Mais les interdits de l’article 19, plus nombreux, certains plus ou moins précis et d’autres généraux, viennent accentuer cette pression sur la presse. Une pression qui se transforme d’ailleurs en supplice par l’article 20 qui oblige le journaliste à citer ses sources dans des cas englobant finalement la vie d’un pays, puisque cette disposition porte sur les infractions concernant l’ordre public, le secret de la défense, et l’intégrité physique et morale d’une ou de plusieurs personnes.
Ce que dit la loi …
Article 18 : Le journaliste est tenu de s’abstenir de publier dans un journal ou de diffuser dans une émission audiovisuelle ou dans tout autre organe de presse des informations qui portent atteinte à : a) l’unité nationale ; b) l’ordre et la sécurité publics ; c) la moralité et aux bonnes mœurs ; d) l’honneur et la dignité humaine ; e) la souveraineté nationale ; f) la vie privée des personnes ; g) la présomption d’innocence.

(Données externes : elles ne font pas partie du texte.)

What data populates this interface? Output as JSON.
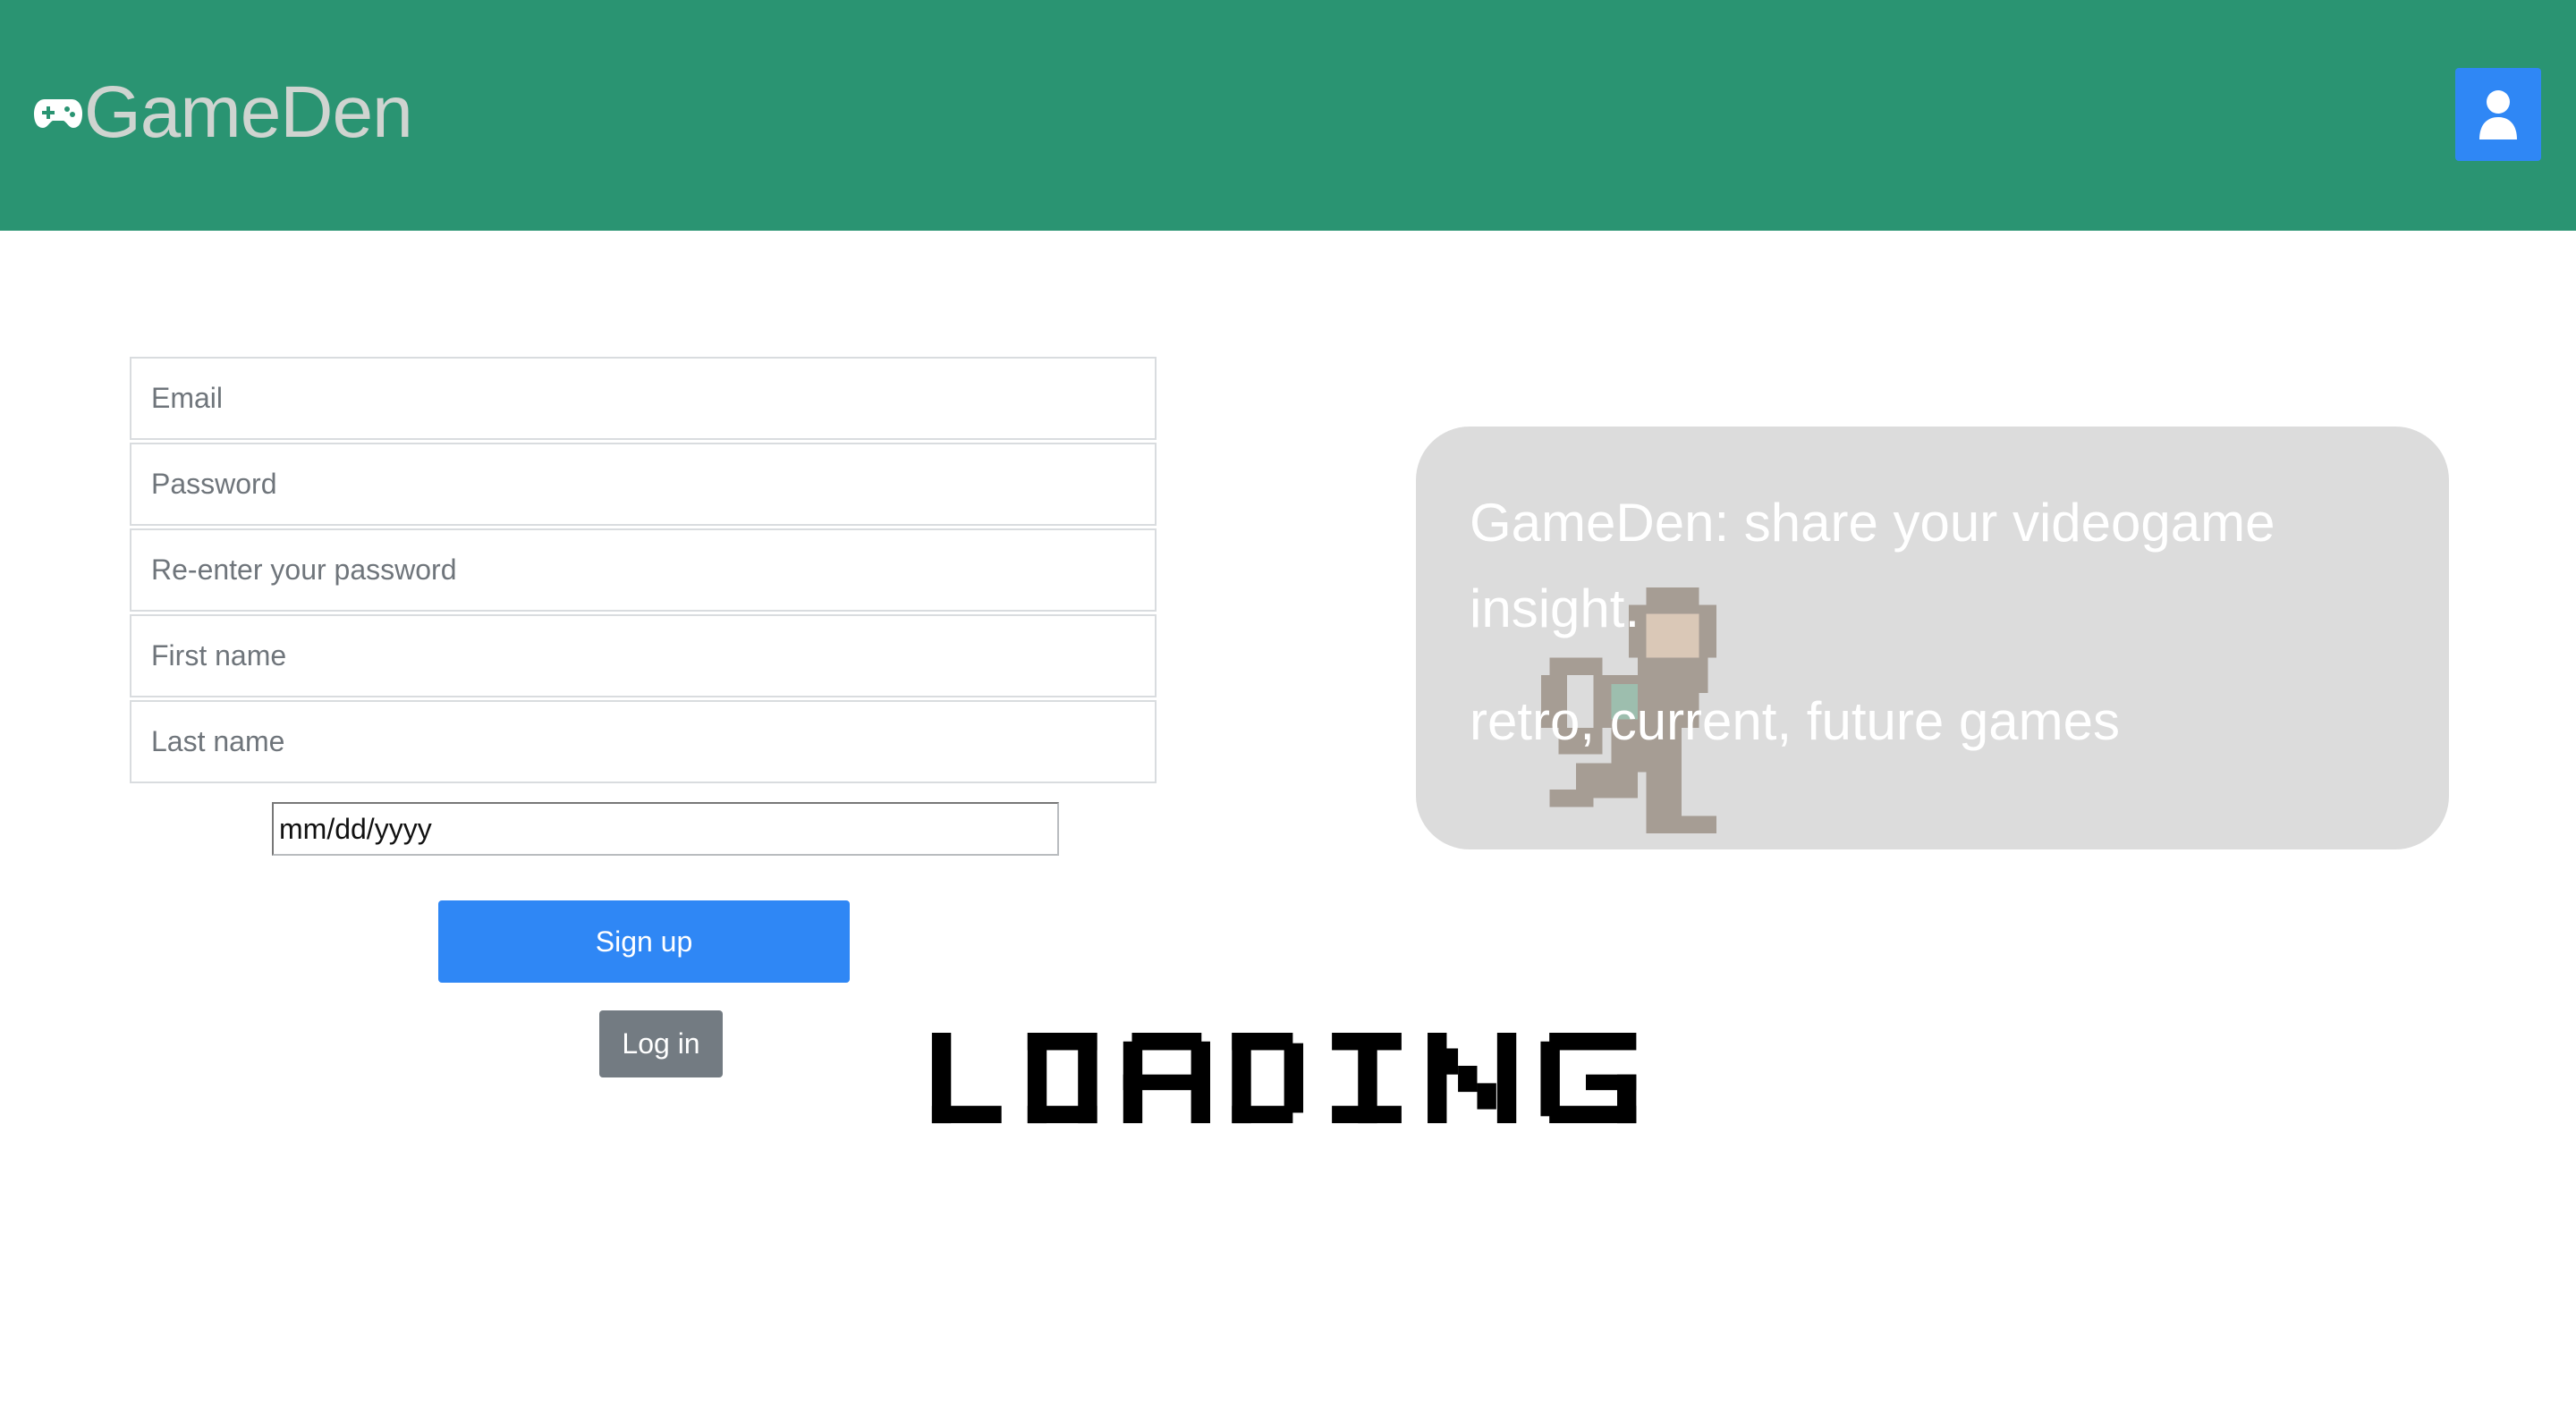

Article 19 : Le droit de diffuser des informations ou de publier des documents ne peut être invoqué si ceux-ci sont en rapport avec : a) le secret de la défense nationale, de la sûreté de l’Etat et de la sécurité publique ; b) des informations portant atteinte à la stabilité de la monnaie ; c) le secret de la vie privée, y compris les dossiers personnels et médicaux ; d) le secret de l’enquête judiciaire au stade pré-juridictionnel ; e) des outrages et injures à l’endroit du Chef de l’Etat ; f) des communiqués, appels ou annonces incitant à la révolte, à la désobéissance civile, à une manifestation publique non autorisée, à l’apologie du crime, à la réalisation d’un chantage ou d’une escroquerie, à la haine raciale ou ethnique ; g) des écrits ou propos diffamatoires, injurieux, calomnieux, offensants à l’égard des personnes publiques ou privées ; h) des informations faisant la propagande de l’ennemi de la nation burundaise en temps de paix comme en cas de guerre ; i) des informations portant atteinte au crédit de l’Etat et à l’économie nationale ; j) des documents ou enregistrements de nature confidentielle ou secrète concernant les opérations militaires, la défense nationale, l’activité diplomatique, la recherche scientifique et les comptes-rendus des commissions d’enquête de l’Etat ; k) des comptes-rendus des débats judiciaires à huis clos ou concernant les mineurs, sans autorisation préalable ; l) l’identité des victimes des viols ; m) la protection des mineurs contre les images obscènes et /ou choquantes.